Ayer volviendo de una catequesis me encontré con dos casas que habían sido arrasadas y quemadas, todavía estaban las llamas dentro de ellas. La cuestión es que en el pueblo acusaban a dos mujeres de hacer brujería y hacer morir a la gente, además de robarles con serpientes que salen de un producto que compraron. Al ir a ver a una de estas mujeres por la enfermedad de una persona, esta no negó que fuera la culpable de tal enfermedad, de hecho dijo que fue ella quien había provocado la enfermedad. La gente cansada de estas mujeres, en masa, fueron dispuestos a matarlas, gracias a Dios las mujeres pudieron huir. Pero sus casas no se libraron de ser incendiadas. El problema real es el miedo que tiene esta gente a lo desconocido y lo fácil que es influenciarles con historias que para nosotros resultan increíbles, pero que ellos han mamado desde su infancia. Al final, como suele pasar, hay que buscar al culpable de las desgracias personales y atacarle, pues así se piensa que el problema está acabado. Por suerte la gente de nuestra comunidad, en ese pueblo, se está movilizando para que esta escalada de violencia se pare, e intentado hacer llegar la cordura y la razón a quienes la han perdido. El miedo es mal compañero de camino, nos hace egoístas y perder el sentido de la realidad, en definitiva nos deshumaniza. Seamos valientes ante los retos y dificultades de la vida.

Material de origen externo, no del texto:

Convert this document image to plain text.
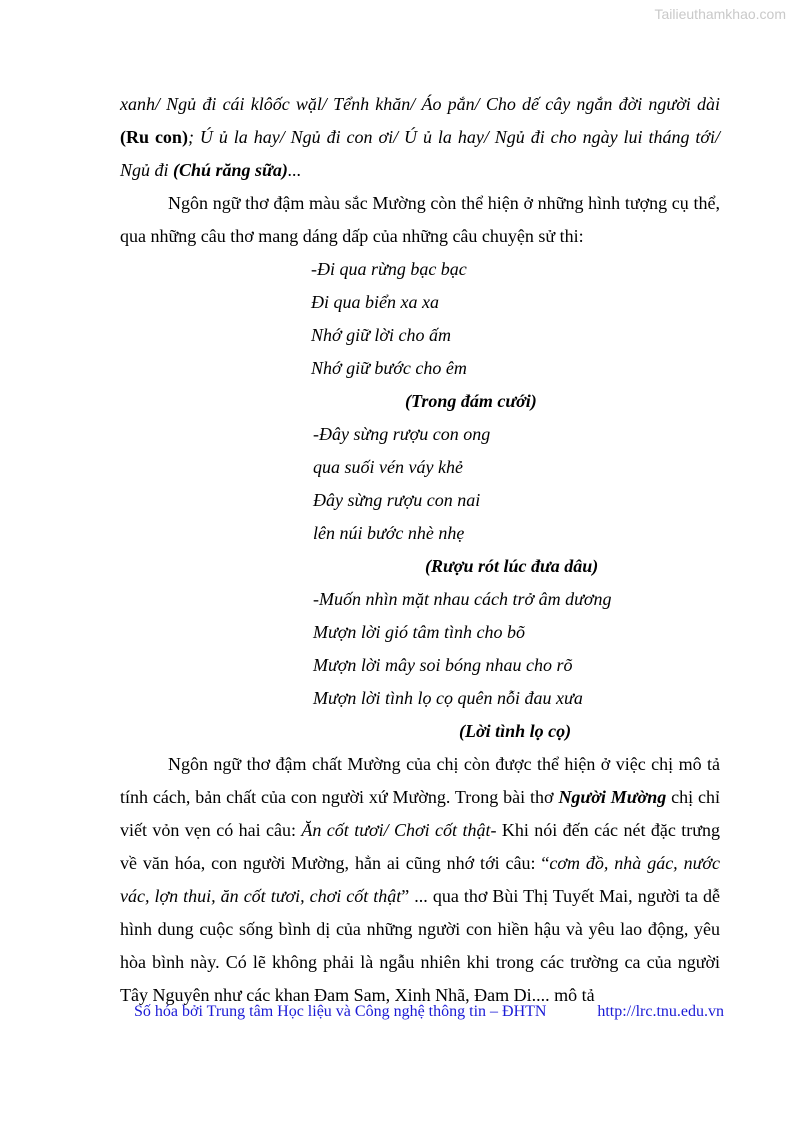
Tailieuthamkhao.com

xanh/ Ngủ đi cái klôốc wặl/ Tểnh khăn/ Áo pắn/ Cho dế cây ngắn đời người dài (Ru con); Ú ủ la hay/ Ngủ đi con ơi/ Ú ủ la hay/ Ngủ đi cho ngày lui tháng tới/ Ngủ đi (Chú răng sữa)...

Ngôn ngữ thơ đậm màu sắc Mường còn thể hiện ở những hình tượng cụ thể, qua những câu thơ mang dáng dấp của những câu chuyện sử thi:

-Đi qua rừng bạc bạc
Đi qua biển xa xa
Nhớ giữ lời cho ấm
Nhớ giữ bước cho êm
(Trong đám cưới)
-Đây sừng rượu con ong
qua suối vén váy khẻ
Đây sừng rượu con nai
lên núi bước nhè nhẹ
(Rượu rót lúc đưa dâu)
-Muốn nhìn mặt nhau cách trở âm dương
Mượn lời gió tâm tình cho bõ
Mượn lời mây soi bóng nhau cho rõ
Mượn lời tình lọ cọ quên nỗi đau xưa
(Lời tình lọ cọ)

Ngôn ngữ thơ đậm chất Mường của chị còn được thể hiện ở việc chị mô tả tính cách, bản chất của con người xứ Mường. Trong bài thơ Người Mường chị chỉ viết vỏn vẹn có hai câu: Ăn cốt tươi/ Chơi cốt thật- Khi nói đến các nét đặc trưng về văn hóa, con người Mường, hẳn ai cũng nhớ tới câu: “cơm đồ, nhà gác, nước vác, lợn thui, ăn cốt tươi, chơi cốt thật” ... qua thơ Bùi Thị Tuyết Mai, người ta dễ hình dung cuộc sống bình dị của những người con hiền hậu và yêu lao động, yêu hòa bình này. Có lẽ không phải là ngẫu nhiên khi trong các trường ca của người Tây Nguyên như các khan Đam Sam, Xinh Nhã, Đam Di.... mô tả

Số hóa bởi Trung tâm Học liệu và Công nghệ thông tin – ĐHTN	http://lrc.tnu.edu.vn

domingo, 31 de agosto de 2014

Epidemias mortíferas

Últimamente parece que estamos todos muy sensibles con la nueva epidemia del ebola que está matando a muchísima gente. Pero me da la sensación que en realidad la gran preocupación de este mundo es si la dichosa epidemia puede saltar a Europa o EEUU, más que los muertos que produce en África occidental. De hecho no se habló de ella hasta que afecto a un par de americanos y un par de españoles, cuando ya habían muerto, por lo menos, unas mil personas. Hay enfermedades como la malaria que matan al año muchísima más gente, y ¿a quién le importa? Seamos sinceros, en la sociedad del mundo “desarrollado” la vida de los pobres no suele importar mucho, eso sí, mientras no pueda infectarnos a nosotros. Nos da miedo no sólo que nos infecten con sus enfermedades, sino que nos infecten con su pobreza. La epidemia más grave y mortífera que está sufriendo este mundo es la del egoísmo, la insolidaridad. Miramos a otro lado cuando vemos imágenes de guerra, de desolación, de muerte. No queremos enterarnos que para que nosotros podamos vivir “bien” hay otros a los que les toca sufrir. Mientras tanto, en la misión, la gente se lava con agua caliente con sal, alguien les ha dicho que así evitarán el contagio del ebola.